I would like to focus this issue on the metrics potentially being slow.

@wehos can you share the dimension of the latent arrays? The time you see on the tutorial is from one RTX3090 gpu and latents were about 20dim

Hi @adamgayoso. I just reproduced the original tutorial. Though I still not being able to accelerate knn, the pynndescent takes 43 minutes and overall it runs 122 mins. Although it's still far more slower than the original result, I tend to believe this is due to the CPU performance difference.

Regarding my previous report (5 hours evaluating one model), it is probably due to the temporary congestion of server CPUs.
My apology for the rushed reporting.

I think it's great to receive the reports, I just want to understand fully what's happening :)

For knn, you can write a method that uses rapids as I linked above if you are having trouble with faiss.
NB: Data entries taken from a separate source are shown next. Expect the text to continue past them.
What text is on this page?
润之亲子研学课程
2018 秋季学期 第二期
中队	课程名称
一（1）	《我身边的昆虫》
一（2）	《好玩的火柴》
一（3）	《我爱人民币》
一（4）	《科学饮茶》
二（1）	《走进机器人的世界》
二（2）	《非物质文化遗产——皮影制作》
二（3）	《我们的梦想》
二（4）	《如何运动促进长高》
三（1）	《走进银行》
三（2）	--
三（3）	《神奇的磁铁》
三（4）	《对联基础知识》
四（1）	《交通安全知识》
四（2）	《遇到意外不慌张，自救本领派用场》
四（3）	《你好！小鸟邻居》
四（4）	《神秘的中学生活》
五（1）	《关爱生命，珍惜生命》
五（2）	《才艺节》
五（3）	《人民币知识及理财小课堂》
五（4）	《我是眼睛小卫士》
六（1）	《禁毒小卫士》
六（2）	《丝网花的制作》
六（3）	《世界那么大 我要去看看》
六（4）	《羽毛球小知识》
Came across this due to the RAPIDS mention. RAPIDS cuML now provides experimental support for CPU execution for an initial set of estimators (including NearestNeighbors). You can install and prototype on a laptop or other machine without an NVIDIA GPU by installing the cuml-cpu package and then use the same code when you have access to a GPU by installing the cuml package. The cuML documentation now includes an example notebook and the v23.02 release blog has more information.

@adamgayoso Hey, we just ran into this problem as well using this fine package.
I noticed some potential issue in the faiss code provided in the tutorial notebook:
Both faiss kNN functions contain these three lines of code

  gpu_index = faiss.index_cpu_to_gpu(res, 0, index)
  index.add(X)
  distances, indices = index.search(X, k)

To properly run this with GPU acceleration, shouldn't the second and third line also reference gpu_index rather than index?
At least for us this seems to fix the issue of no GPU utilization when using faiss_brute_force_nn() and dramatically speeds up the computation.